Он разрезает ножом яйцо, желток вытекает на голландский соус. Родители развелись, когда мы с Ли были еще маленькими, и отец приезжал за нами каждую субботу на роскошном черном «Меркури» с открытым верхом. Он сигналил без остановки, пока мать не прикрикнет на него и мы не выскочим на улицу. После этого мы ехали в Центральный парк и катались там в открытом экипаже, запряженном лошадьми. Папа покупал мороженое. Учтивый, безупречно одетый, обаятельный красавец. Его запросто могли спутать с Кларком Гейблом и попросить автограф. «Все дело в проборе в твоих волосах, папа, — шутила я. — Он такой же прямой, как ты сам». Папа хохотал.
Отец учил нас флиртовать. Обожал вечеринки, скачки, девушек. Поддерживал загар, проводя долгое время у окна своей квартиры. В спорте и в азартных играх он не достиг впечатляющих успехов. Но нас призывал не просто много трудиться, но быть лучшими. «И кстати, не забывайте: все мужчины — крысы», — повторял он.

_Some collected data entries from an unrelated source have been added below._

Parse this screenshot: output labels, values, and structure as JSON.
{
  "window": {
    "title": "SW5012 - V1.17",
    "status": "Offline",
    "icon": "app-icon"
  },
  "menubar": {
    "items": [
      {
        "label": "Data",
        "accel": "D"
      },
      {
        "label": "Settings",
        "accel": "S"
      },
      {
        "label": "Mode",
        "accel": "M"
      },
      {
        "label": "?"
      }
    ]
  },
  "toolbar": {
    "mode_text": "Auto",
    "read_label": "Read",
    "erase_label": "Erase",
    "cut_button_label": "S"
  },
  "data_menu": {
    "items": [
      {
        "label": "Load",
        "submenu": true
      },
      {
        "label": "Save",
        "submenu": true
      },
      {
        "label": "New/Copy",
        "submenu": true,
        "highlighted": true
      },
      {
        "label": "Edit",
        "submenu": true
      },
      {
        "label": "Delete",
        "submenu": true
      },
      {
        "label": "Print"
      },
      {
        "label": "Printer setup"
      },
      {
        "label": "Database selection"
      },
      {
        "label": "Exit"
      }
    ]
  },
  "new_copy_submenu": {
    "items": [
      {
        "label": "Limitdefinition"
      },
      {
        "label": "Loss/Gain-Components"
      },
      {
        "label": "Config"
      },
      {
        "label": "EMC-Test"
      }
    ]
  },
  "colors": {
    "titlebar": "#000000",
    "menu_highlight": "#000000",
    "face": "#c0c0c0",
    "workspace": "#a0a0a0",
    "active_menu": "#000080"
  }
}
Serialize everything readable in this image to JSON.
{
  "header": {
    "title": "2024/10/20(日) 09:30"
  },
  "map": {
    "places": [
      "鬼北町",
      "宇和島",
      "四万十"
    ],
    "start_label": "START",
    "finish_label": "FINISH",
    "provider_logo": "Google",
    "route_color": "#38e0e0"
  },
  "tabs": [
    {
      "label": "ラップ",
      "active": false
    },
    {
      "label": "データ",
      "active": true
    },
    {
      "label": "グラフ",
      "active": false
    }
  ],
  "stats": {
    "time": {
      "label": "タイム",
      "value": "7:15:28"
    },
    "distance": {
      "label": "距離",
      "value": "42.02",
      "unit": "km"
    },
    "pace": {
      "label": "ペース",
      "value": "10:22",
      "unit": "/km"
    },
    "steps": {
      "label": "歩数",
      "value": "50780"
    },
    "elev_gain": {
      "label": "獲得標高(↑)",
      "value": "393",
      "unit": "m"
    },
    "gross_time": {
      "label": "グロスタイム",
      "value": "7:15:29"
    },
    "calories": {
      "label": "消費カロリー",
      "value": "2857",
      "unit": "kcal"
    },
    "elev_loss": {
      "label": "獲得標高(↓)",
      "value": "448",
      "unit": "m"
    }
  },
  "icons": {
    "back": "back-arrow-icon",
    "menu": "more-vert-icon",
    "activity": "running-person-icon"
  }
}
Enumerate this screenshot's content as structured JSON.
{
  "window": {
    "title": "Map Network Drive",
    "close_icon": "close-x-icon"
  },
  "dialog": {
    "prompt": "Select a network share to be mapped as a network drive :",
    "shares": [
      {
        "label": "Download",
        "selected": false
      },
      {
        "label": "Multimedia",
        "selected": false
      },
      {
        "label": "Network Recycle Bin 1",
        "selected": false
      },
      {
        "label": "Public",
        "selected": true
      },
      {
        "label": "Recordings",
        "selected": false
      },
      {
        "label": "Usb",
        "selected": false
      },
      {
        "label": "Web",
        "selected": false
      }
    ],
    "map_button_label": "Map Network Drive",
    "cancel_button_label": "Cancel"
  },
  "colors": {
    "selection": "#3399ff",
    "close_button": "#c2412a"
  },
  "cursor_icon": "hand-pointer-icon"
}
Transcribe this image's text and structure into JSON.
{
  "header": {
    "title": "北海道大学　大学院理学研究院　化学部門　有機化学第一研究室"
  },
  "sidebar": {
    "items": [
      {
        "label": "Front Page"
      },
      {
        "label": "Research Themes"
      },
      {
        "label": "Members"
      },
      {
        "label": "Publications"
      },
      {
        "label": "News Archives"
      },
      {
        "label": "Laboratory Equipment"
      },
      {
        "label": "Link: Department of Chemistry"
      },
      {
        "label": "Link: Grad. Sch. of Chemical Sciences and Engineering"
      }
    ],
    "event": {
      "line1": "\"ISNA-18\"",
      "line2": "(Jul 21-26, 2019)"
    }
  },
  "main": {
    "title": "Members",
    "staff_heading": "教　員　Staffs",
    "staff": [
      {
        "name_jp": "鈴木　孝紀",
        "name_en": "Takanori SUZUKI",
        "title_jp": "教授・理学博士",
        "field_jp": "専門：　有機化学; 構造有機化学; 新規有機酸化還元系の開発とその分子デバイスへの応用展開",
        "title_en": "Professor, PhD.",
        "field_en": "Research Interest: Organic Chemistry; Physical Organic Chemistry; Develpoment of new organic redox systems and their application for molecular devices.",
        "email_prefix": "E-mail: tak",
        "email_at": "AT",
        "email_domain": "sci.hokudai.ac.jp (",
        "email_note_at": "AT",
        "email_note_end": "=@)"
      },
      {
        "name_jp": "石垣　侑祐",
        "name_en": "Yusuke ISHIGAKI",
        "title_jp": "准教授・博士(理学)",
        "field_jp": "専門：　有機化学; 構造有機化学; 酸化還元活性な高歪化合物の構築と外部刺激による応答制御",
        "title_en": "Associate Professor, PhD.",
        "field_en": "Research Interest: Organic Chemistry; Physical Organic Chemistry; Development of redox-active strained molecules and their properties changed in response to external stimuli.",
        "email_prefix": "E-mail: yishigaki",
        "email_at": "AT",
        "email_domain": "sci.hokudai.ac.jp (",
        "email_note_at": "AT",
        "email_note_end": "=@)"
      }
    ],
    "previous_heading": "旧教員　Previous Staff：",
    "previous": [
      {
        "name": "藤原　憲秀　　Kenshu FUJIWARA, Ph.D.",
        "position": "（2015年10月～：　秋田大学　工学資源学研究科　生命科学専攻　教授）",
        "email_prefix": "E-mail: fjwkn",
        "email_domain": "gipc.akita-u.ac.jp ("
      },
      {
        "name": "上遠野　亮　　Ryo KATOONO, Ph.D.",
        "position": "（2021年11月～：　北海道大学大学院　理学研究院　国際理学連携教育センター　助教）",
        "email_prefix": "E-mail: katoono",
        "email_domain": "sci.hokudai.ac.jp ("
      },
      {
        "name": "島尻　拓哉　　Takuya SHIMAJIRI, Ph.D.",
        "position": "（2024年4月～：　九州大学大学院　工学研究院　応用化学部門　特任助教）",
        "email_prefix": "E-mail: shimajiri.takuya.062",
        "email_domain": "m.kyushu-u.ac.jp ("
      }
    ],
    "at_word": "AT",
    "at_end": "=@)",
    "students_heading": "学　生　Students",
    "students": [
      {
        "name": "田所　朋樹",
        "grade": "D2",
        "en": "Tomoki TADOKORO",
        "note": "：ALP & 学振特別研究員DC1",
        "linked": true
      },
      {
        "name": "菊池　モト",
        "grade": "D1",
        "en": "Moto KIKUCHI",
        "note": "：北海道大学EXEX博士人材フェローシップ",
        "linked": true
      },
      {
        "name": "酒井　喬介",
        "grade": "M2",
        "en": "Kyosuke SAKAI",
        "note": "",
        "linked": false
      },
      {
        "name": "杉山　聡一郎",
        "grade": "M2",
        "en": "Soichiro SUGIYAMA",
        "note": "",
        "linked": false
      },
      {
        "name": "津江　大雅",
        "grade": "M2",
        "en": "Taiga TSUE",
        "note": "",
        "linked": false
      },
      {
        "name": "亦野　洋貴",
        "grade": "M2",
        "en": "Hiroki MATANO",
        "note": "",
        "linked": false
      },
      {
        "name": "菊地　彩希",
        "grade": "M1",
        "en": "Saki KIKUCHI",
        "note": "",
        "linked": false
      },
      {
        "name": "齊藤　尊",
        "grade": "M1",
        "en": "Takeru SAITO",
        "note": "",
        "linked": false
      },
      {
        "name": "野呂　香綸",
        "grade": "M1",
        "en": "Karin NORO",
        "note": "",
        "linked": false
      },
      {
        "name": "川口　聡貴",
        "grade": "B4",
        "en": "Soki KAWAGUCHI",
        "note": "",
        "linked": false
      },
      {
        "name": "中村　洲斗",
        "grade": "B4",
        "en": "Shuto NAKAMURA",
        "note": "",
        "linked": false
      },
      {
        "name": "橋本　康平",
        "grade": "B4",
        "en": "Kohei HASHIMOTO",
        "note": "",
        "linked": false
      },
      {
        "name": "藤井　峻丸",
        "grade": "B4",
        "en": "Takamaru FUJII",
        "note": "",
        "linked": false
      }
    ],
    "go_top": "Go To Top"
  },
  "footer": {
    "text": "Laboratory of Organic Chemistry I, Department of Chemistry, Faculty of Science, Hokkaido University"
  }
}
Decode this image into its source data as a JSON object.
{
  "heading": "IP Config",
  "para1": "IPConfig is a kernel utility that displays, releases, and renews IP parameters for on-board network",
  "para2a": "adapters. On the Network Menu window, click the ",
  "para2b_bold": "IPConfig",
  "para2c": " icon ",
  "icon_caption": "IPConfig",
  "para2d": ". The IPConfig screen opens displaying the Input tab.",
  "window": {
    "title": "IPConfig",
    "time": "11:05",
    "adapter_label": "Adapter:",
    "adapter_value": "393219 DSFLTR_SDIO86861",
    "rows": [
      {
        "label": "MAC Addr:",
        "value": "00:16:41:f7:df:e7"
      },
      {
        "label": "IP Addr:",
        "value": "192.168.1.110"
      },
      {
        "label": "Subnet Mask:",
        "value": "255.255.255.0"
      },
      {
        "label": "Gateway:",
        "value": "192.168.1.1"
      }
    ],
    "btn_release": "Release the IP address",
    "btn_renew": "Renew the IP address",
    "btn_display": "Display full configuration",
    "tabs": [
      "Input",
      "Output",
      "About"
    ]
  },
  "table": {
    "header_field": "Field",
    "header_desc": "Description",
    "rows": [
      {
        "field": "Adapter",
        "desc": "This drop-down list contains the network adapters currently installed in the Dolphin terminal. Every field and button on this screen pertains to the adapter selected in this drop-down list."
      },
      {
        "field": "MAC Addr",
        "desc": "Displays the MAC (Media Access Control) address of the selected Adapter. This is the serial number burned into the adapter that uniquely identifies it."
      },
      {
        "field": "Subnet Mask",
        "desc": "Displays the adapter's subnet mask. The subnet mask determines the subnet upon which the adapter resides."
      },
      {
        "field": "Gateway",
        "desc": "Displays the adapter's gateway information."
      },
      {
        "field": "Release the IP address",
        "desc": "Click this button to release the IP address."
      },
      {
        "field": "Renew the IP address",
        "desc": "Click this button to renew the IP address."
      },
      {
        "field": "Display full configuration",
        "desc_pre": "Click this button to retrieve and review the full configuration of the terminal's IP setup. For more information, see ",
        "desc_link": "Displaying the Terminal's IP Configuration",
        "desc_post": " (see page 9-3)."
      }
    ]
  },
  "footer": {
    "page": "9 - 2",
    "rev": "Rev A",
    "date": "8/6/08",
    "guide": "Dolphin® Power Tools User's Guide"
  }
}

— Джонни Хастед почти сделал мне предложение, — говорю я. Ложка, поднесенная ко рту, застывает в руке отца.
— Почти?
— Он закидывал удочку.
— Но ты не попалась на крючок.
— Нет.
— Ах ты моя девочка! — Он поднимает стакан «Кровавой Мэри» в мою честь и тут же осушает его. — Джонни ведь из Нью-Йорка?
— Да.
— Тогда почему бы и нет? Изобрази недоступность, а потом соглашайся. Я тебя благословляю, если ты будешь жить в Нью-Йорке. — Он улыбается мне, его темные глаза сияют.
— Хочешь еще выпить?
— Нет.
— Ты заказала только один коктейль.
— У меня еще половина осталась.
— Нам есть что отпраздновать. — Он подзывает официанта. — Когда вы с Ли уезжаете в Европу?
— Через неделю.
— И как планируете добираться?
— Третьим классом лайнера «Куин Элизабет».
— Твой отчим не подкинет денег, чтобы вы могли взять первый?
— Мы обойдем ограничения и сами туда просочимся.
Он корчит гримасу. Я увожу разговор от такой неприятной темы, как деньги.
— Высадимся в Саутхемптоне и отправимся в «Савой».
Я позволю Ли посвятить два-три дня танцевальным вечеринкам в Лондоне, а затем куплю маленькую машину, «Хиллман-Минкс», если найду. Прокатимся по Англии, а потом сядем на паром до Парижа.
— Моя девочка любит свою Францию.
— Вашу Францию, господин Бувье.
— Точно! — Он зачерпывает полную ложку каши.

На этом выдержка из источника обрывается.